Alirocumab is an investigational monoclonal antibody targeting proprotein convertase subtilisin/kexin type 9 (PCSK9) that is intended for the treatment of patients with hypercholesterolemia. It is administered via subcutaneous injection. By inhibiting PCSK9, a determinant of circulating low-density lipoprotein cholesterol (LDL-C) levels in the blood, alirocumab has been shown in preclinical studies to increase the number of LDL receptors on hepatocytes, thereby lowering LDL-C levels.
PCSK9 binds to LDL receptors, resulting in their degradation so that fewer are available on liver cells to remove excess LDL-C from the blood. Moreover, traditional LDL-lowering therapies, such as statins, stimulate the production of PCSK9, which limits their own ability to lower LDL-C. Blocking the PCSK9 pathway is therefore a potential mechanism for lowering LDL-C.
The BLA for alirocumab contains data from more than 5,000 patients, including 10 phase III ODYSSEY trials. Together with additional ongoing studies, including ODYSSEY OUTCOMES, the ODYSSEY clinical trial program will include more than 23,500 patients at more than 2,000 study centers in double-blind, randomized, placebo-and active-controlled trials ranging from 24 weeks to approximately 5 years.
In the initial ODYSSEY trial (ODYSSEY MONO), the mean reduction in LDL-C from baseline to week 24 –– the study’s primary efficacy endpoint –– was significantly greater in patients randomly assigned to receive alirocumab compared with patients treated with ezetimibe (47.2% vs. 15.6%, respectively; P < 0.0001). In this study, which employed a dose increase (up-titration) for patients who did not achieve an LDL-C level of 70 mg/dL, most of the patients remained on the initial low dose of alirocumab (75 mg).

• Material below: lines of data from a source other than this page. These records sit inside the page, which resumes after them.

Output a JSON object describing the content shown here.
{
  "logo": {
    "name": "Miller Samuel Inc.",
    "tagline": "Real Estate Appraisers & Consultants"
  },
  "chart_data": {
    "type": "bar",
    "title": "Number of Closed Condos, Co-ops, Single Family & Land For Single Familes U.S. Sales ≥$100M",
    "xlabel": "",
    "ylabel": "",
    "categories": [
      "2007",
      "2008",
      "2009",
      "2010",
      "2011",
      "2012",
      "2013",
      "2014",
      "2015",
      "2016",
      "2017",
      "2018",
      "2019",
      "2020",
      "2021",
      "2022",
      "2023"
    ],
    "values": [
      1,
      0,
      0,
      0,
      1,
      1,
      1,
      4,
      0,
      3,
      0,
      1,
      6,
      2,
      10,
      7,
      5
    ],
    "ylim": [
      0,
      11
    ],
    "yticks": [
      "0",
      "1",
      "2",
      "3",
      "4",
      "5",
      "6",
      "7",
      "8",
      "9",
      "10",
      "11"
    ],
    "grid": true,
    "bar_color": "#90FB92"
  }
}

The most common class of adverse events was infections (39.2% with ezetimibe vs. 42.3% with alirocumab), which included nasopharyngitis, influenza, and upper respiratory tract infection. Injection-site reactions occurred in less than 2% of patients in both treatment groups.
The FDA has conditionally accepted Praluent as the trade name for alirocumab. The safety and efficacy of alirocumab have not been fully evaluated by any regulatory authority.